Why Hybrid is The Hottest Cloud Trend

hot trend hybrid

If recent developments and trends in the cloud world are anything to go by, the hybrid is largely predicted to be the “ultimate trend” in 2015. It’s gradually surpassing both the public and private clouds- and experts project that it will account for more than 40% of the overall $118 billion cloud market by the end of 2015.

Currently, 74% or organizations (including enterprises and federal agencies) recognize its benefits, and are consequently strategizing on moving to the hybrid. This is expected to steer the hybrid cloud into a 50% growth rate in 2015, which is significantly higher than public cloud (25%) growth rates. These statistics were drawn up after a survey by Technology Business Research, which further attributed the improved growth rate to increasing investments in cloud infrastructure and hybrid cloud benefits.

Technology Business Research states that although hybrid cloud technology is steadily gaining momentum in 2015, it’s still in the early stages of its maturity cycle. It’s expected to develop further, possibly exponentially, after enterprises stop experimenting, and start running critical applications it.

So, what is making the hybrid cloud so popular?


The Private Cloud Factor

As CIOs adopt the cloud, private cloud is experiencing accelerated growth, subsequently boosting the hybrid cloud. According to a survey conducted by Microsoft, 41% of CIOs in enterprises and government organizations are strategizing on shifting some of their resources to the private cloud by 2015 and 2016. Most of them are already on the public cloud and since they cannot entirely move all their resources, they’ll form stable hybrid framework composed of the two- private and public.

Through a hybrid cloud framework, the private cloud grants them

  • Increased security: A report by the Government Information Group suggests that CIOs have been keenly following recent news on attacks on major public cloud service providers like DropBox, Amazon and GoGrid. They consequently prefer storing sensitive data and applications on the private cloud, which is less threatened, and synchronously use the public cloud for other less critical applications.
  • High Infrastructural Performance: 93% of organizations are already drawing up plans to boost their cloud performance- and the private cloud, through a hybrid framework, allows them to implement this effectually. Unlike the public cloud where infrastructure is directly controlled by third party service providers, the private cloud allows its users to extensively assess their infrastructure and ultimately tune it up according to their preferred performance enhancement plans.
  • Extensive Control: While the public cloud is entirely controlled and dictated by third party service providers, the private cloud grants these privileges to its users. They can control all the relevant entities and consequently dictate the entire cloud architecture, processes, access and flow of data. Overall, this facilitates executives in steering their cloud resources according to their organization objectives and goals.

Cost Efficiency

Most cloud users begin at the public level because it’s cheap. In fact, it’s widely preferred by small and medium businesses because of the low subscription fees and zero maintenance costs. Unfortunately, due to its limited benefits, particularly in security and compliance, most enterprises are forced to increase their cloud spending and go private. And that’s where a hybrid cloud comes in.

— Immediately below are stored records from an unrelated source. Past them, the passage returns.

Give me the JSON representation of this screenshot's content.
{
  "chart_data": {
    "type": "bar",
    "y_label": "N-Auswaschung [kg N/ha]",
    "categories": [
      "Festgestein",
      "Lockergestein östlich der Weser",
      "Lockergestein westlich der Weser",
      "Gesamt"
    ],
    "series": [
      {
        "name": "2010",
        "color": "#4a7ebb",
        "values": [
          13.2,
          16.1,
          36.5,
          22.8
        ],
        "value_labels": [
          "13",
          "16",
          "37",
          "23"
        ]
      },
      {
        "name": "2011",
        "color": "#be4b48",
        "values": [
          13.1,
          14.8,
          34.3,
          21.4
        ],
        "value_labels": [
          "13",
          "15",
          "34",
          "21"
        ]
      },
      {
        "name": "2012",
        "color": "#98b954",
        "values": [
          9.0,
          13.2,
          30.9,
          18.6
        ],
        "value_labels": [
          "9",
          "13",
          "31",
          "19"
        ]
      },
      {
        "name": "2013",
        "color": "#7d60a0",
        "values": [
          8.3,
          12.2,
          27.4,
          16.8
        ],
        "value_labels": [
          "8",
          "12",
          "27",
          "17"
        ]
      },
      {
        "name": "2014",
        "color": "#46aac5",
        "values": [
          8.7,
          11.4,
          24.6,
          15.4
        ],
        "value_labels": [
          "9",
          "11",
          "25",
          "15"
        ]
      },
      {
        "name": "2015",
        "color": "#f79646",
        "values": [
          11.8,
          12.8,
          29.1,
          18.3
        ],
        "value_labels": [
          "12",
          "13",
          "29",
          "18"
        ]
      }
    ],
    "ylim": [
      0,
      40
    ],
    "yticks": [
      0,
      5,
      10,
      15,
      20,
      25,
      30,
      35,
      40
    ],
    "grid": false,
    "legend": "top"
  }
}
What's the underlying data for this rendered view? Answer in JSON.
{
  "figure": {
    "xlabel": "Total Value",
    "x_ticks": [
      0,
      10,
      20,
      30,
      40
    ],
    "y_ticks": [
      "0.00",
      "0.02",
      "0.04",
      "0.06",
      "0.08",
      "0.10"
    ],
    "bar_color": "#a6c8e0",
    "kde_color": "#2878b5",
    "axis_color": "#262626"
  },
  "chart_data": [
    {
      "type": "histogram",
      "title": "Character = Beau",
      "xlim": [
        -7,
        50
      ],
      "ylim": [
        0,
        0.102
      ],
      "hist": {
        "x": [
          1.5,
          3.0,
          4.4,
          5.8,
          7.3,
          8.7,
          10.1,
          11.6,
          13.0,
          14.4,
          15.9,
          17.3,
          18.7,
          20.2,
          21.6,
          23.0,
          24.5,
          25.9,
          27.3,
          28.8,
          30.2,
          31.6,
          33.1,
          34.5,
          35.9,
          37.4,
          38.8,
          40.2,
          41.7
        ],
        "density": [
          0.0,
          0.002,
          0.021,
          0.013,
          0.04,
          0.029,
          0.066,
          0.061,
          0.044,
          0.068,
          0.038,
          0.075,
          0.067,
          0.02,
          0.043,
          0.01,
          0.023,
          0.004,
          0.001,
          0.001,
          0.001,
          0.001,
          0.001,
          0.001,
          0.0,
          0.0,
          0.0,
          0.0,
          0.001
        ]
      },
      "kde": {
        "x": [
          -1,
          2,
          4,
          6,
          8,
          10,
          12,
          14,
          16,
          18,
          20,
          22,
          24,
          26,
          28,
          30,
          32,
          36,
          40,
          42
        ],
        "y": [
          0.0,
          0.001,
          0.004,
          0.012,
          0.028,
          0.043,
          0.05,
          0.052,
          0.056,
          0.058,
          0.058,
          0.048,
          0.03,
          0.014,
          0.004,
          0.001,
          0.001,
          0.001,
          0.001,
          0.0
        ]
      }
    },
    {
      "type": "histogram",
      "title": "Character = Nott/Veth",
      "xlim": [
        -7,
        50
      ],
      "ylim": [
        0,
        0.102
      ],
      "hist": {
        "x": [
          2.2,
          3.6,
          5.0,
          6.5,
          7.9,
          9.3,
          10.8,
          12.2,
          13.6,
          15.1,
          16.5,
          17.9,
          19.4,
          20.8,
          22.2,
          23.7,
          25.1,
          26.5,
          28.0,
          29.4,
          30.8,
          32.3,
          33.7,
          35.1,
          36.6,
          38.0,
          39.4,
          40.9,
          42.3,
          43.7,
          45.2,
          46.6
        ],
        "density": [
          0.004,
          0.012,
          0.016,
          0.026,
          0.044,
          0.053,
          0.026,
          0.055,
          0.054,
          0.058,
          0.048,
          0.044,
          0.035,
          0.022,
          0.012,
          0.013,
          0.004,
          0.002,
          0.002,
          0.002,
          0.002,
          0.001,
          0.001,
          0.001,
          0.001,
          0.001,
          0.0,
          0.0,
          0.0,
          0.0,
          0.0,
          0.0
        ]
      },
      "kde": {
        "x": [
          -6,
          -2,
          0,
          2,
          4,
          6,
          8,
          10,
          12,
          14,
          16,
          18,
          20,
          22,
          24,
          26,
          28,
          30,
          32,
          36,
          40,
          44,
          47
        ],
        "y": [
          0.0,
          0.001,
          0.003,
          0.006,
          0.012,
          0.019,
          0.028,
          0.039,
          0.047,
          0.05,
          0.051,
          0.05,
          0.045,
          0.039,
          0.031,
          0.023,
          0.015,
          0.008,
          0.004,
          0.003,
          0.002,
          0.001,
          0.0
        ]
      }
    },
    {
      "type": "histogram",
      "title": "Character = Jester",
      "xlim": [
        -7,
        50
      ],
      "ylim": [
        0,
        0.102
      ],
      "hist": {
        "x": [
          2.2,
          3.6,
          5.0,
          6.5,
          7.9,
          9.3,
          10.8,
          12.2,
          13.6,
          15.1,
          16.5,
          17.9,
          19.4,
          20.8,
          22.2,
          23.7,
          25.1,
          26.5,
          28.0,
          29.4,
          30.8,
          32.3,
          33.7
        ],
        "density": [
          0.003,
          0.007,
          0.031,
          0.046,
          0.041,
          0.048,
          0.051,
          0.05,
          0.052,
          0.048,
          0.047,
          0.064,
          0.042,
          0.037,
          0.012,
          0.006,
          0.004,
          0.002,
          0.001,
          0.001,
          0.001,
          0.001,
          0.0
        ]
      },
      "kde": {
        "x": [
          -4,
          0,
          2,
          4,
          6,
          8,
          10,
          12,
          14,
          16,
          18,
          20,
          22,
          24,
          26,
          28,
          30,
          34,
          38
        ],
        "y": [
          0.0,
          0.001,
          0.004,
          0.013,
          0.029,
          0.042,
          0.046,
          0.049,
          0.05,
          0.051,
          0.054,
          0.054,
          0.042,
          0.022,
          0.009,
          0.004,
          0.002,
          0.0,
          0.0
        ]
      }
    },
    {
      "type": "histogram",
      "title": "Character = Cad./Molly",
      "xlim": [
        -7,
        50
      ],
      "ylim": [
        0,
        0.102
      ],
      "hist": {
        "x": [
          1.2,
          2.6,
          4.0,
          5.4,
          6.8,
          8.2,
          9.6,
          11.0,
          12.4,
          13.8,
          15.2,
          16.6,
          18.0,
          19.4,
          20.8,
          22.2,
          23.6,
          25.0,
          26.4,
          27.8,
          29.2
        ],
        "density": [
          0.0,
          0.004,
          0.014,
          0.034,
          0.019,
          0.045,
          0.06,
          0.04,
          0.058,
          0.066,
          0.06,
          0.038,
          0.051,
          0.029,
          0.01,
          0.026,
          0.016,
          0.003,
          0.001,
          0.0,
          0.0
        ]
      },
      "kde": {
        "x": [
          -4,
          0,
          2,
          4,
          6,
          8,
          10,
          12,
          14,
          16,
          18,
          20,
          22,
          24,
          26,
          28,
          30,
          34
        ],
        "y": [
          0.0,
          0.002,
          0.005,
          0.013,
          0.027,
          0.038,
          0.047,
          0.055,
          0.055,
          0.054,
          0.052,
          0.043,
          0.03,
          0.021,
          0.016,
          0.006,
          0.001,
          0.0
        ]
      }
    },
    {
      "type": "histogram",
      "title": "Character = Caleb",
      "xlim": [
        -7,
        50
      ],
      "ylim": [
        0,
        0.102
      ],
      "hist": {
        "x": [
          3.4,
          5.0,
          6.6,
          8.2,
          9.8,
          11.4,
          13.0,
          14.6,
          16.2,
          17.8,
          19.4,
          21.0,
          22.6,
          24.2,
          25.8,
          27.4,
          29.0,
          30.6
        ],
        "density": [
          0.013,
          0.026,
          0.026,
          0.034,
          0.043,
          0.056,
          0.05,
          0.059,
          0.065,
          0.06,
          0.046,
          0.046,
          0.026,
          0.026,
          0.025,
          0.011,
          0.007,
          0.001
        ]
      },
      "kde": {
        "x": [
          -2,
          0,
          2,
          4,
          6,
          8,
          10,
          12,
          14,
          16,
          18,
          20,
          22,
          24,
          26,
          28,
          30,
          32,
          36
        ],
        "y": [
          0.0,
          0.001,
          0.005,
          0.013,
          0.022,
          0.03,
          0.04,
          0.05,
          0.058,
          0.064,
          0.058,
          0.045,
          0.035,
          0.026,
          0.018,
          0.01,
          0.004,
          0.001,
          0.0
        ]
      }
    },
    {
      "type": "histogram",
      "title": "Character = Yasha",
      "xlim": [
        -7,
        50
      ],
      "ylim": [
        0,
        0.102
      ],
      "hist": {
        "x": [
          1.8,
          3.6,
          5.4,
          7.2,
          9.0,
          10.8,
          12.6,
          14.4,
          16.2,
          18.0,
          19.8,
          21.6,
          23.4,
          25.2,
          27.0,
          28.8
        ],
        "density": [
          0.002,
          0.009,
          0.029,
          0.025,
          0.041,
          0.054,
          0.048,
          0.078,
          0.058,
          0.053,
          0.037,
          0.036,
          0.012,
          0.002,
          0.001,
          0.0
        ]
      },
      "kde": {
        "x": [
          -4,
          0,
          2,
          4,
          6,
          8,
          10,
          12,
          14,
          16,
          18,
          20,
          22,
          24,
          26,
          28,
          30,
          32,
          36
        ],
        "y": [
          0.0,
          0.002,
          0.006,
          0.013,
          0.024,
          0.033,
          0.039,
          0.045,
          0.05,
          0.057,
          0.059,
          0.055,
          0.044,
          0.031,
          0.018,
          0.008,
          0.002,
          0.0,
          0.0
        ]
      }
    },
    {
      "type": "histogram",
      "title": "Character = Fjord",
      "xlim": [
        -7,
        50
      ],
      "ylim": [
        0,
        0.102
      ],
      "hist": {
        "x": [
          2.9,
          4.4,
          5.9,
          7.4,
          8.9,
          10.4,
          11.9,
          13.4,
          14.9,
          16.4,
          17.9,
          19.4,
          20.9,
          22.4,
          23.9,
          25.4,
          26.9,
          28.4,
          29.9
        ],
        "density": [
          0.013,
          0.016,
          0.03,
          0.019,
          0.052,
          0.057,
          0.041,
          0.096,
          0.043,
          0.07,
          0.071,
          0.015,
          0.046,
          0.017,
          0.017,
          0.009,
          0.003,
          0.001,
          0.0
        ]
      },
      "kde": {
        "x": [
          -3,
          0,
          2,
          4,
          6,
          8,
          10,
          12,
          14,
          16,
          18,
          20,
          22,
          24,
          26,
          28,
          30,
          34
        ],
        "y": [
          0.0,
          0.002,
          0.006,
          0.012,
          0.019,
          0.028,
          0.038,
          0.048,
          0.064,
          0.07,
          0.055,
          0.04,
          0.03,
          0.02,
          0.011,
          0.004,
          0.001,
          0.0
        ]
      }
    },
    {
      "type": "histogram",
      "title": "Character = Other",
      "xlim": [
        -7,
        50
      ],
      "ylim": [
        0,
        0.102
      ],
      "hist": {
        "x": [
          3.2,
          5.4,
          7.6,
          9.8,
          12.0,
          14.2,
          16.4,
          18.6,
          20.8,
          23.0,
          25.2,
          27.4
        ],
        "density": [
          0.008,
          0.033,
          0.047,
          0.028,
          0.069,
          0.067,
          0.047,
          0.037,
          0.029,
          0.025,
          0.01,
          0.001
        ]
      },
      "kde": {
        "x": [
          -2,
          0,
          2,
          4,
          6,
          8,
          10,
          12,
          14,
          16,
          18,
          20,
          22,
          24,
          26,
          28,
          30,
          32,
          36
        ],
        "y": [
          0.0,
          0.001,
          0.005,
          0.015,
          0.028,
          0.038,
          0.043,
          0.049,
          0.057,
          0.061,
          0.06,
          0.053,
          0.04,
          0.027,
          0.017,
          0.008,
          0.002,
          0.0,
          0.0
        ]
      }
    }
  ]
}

Instead of relying entirely on the private cloud, cloud architects come up with stable and economic hybrid frameworks that encompass the two. Consequently, businesses can run critical applications on the private cloud and make savings by moving the trifling resources to the public cloud. Product development, for instance, could be implemented through the private cloud while product reviews by customers are made through the public cloud.

Disaster Management

A complete system failure or breach in an organization which depends on a single cloud channel could possibly cripple all the operations and result in business collapse. 60% of enterprises which undergo such disasters usually fall out within the subsequent 6 months. Fortunately, businesses are reducing these statistics by implementing reliable cloud strategies of not only protecting themselves, but also efficiently responding and managing such disasters.

Through the hybrid cloud, enterprises are replicating resources between internal and external servers- making each server a real time back-up of the other. Therefore, enterprises can smoothly migrate their operations to any of the servers in case one fails or is breached- thus maintaining normal organization operations.


Although single channel cloud systems are considered to be scalable, they are not as flexible and convenient as the hybrid cloud. Imagine a company temporarily temporary product which requires heightened system performance and new resources. Of course it would be forced to upgrade its cloud system and incorporate new resources to support the entire process. This requires additional investments, particularly for private cloud users, who may have to optimize even their hardware to the requisite performance levels.

With a hybrid cloud framework, you can conveniently scale up some of the resources on the public cloud while maintaining the critical data on the private cloud. This flexibility allows enterprises to undertake different projects and subsequently optimize their operations by efficiently switching between scalable cloud resources. Sensitive data is restricted to the private cloud while less sensitive processes are carried out through the public cloud apps.

With these drivers, enterprises are exceedingly leveraging hybrid cloud to boost their processes and ultimately foster growth. As long as IT architects continue implementing functional private-public frameworks, businesses will keep adopting the hybrid cloud to take advantage of the public cloud while keeping a bulk of their processes within the private cloud.